The trial was funded at first by the Seven Network, which was Mr Roberts-Smith’s employer at the time, before a loan agreement was reached with Mr Stokes’ private company ACE.
Subpoenas were issued to all parties by Nine Newspapers to show communications between the financial backers and the lawyers to show their involvement in the trial and if they controlled the litigation.
Nine is looking to view documents, including emails and text messages, between the Seven parties and Mr Roberts-Smith as well as his lawyers.
Representing Seven, Mr Stokes and Mr McWilliam, Justin Williams SC on Friday told the Federal Court that the subpoenas were “simply catching all communications between my clients and representatives of Mr Roberts-Smith”.
“There may simply be one-way communications, reporting of the proceedings from the Roberts-Smith camp to my clients and the totality of these communications when coupled with essentially acquiescence or silence, when actioned on the part of my clients, would itself be something relevant to the third party cost application,” Mr Williams said.
“We simply put, that’s a startling proposition.”
Mr Williams conceded that the soldier’s “sole source” of the funds was one of his clients, but none of the subpoenas “go to those issues”.
“And again, there’s no issue that Mr Roberts-Smith was presented invoices which were paid by my clients and debited to his loan accounts,” he said.
He told the court an “appropriately framed subpoena” would be maintainable and legitimate, but he claimed lawyers for Nine Newspapers had “avoided every turn” in taking that course.
Mr Williams argued that his clients and the respondents were “rival media companies” and there was potential for documents included in the subpoena to be of “interest in value” to Nine Newspapers.
“Maybe discussions of ratings … there is a risk of commercial harm from their disclosure,” he argued.
The court was previously told a search of Mr McWilliam’s Seven Network emails found more than 8650 emails between him and one or more of Mr Roberts-Smith’s lawyers between the beginning of the case in 2018 and 2023.
Nicholas Owens SC, on behalf of Nine Newspapers, told the court that his clients “expressly dispute” the suggestion the subpoenas would pick up communications that are “not relevant to oversight and management”.
“We say that it is necessary to look at the whole of the dealings between what I call the Roberts-Smith interests and the Seven interests in relation to the proceedings,” Mr Owens said.
Mr Owens said it was necessary to look at the “whole of the dealings between” Mr Roberts-Smith and the Seven Network in relation to the proceedings.

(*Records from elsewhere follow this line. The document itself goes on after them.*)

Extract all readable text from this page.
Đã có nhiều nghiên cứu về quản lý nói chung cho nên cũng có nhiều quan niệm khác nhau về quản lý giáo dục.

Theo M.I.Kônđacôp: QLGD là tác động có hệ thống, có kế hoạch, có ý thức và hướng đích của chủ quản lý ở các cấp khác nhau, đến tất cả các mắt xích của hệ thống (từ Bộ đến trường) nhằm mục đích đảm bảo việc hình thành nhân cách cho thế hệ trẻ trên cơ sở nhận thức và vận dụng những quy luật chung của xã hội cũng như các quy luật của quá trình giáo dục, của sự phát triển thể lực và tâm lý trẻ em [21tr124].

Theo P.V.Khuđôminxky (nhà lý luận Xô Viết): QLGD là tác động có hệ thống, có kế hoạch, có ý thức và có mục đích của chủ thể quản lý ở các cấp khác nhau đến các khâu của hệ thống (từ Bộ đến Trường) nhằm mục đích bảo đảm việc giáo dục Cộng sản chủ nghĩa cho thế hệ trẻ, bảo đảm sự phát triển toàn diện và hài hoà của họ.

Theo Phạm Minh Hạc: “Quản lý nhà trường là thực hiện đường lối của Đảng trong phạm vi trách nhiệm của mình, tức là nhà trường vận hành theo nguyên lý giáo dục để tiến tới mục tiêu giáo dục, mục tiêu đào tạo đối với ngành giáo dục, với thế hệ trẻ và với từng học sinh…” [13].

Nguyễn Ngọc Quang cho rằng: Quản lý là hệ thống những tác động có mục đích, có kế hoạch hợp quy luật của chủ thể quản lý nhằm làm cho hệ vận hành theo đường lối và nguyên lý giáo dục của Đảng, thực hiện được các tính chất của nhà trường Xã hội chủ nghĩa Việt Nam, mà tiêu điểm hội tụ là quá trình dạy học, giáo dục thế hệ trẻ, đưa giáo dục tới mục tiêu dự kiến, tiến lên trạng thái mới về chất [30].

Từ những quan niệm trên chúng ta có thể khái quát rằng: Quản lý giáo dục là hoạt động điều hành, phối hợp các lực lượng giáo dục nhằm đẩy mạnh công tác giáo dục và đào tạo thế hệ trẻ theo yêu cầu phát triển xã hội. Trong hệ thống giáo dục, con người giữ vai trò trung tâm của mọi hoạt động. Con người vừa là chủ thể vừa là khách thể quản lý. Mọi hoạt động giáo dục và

“But what is clear is that the payments are appropriately targeted, albeit that they produce a large volume of documents, but their category is properly targeted to our case as we frame it,” Mr Owens said.
He argued Mr William’s assertion of the injustice that could be raised was an “unsatisfactory basis”.

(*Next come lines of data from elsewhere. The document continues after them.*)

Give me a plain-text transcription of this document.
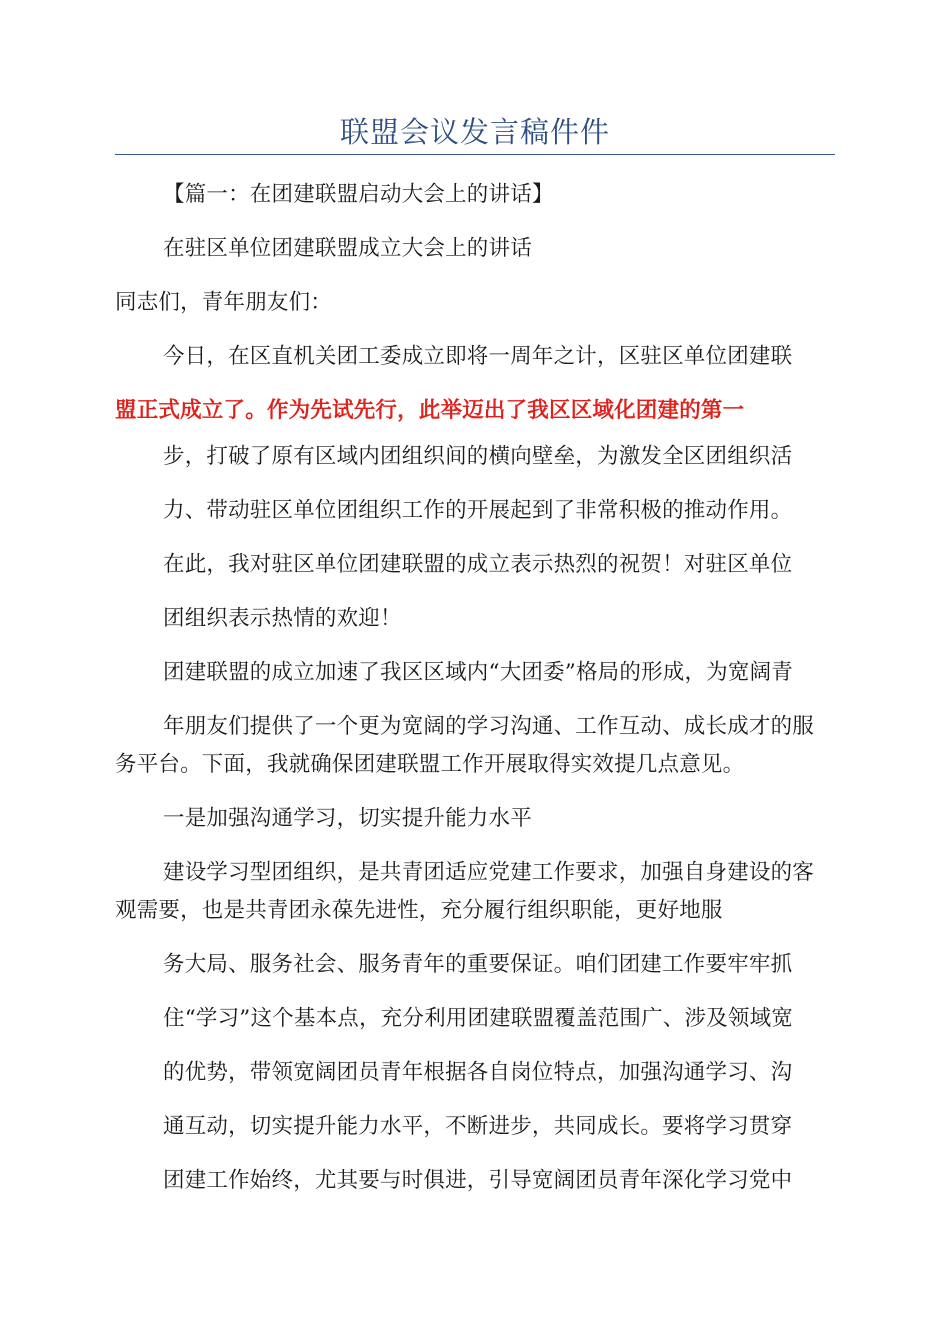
联盟会议发言稿件件
【篇一：在团建联盟启动大会上的讲话】
在驻区单位团建联盟成立大会上的讲话
同志们，青年朋友们：
今日，在区直机关团工委成立即将一周年之计，区驻区单位团建联
盟正式成立了。作为先试先行，此举迈出了我区区域化团建的第一
步，打破了原有区域内团组织间的横向壁垒，为激发全区团组织活
力、带动驻区单位团组织工作的开展起到了非常积极的推动作用。
在此，我对驻区单位团建联盟的成立表示热烈的祝贺！对驻区单位
团组织表示热情的欢迎！
团建联盟的成立加速了我区区域内“大团委”格局的形成，为宽阔青
年朋友们提供了一个更为宽阔的学习沟通、工作互动、成长成才的服
务平台。下面，我就确保团建联盟工作开展取得实效提几点意见。
一是加强沟通学习，切实提升能力水平
建设学习型团组织，是共青团适应党建工作要求，加强自身建设的客
观需要，也是共青团永葆先进性，充分履行组织职能，更好地服
务大局、服务社会、服务青年的重要保证。咱们团建工作要牢牢抓
住“学习”这个基本点，充分利用团建联盟覆盖范围广、涉及领域宽
的优势，带领宽阔团员青年根据各自岗位特点，加强沟通学习、沟
通互动，切实提升能力水平，不断进步，共同成长。要将学习贯穿
团建工作始终，尤其要与时俱进，引导宽阔团员青年深化学习党中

Mr Owens said if there was genuine commercial sensitivity, a limitation could be made to ensure only lawyers saw the material.
“If there’s a proper basis for it being commercially sensitive, and if it’s about ratings two years ago, it’s difficult to see how they would be in genuine ongoing sensitivity,” Mr Owens said.
“But let’s assume there is something, then there can be regimes put in place that make sure my clients don’t themselves get the benefit of access to it.”
Judge Perram will deliver his decision on Monday.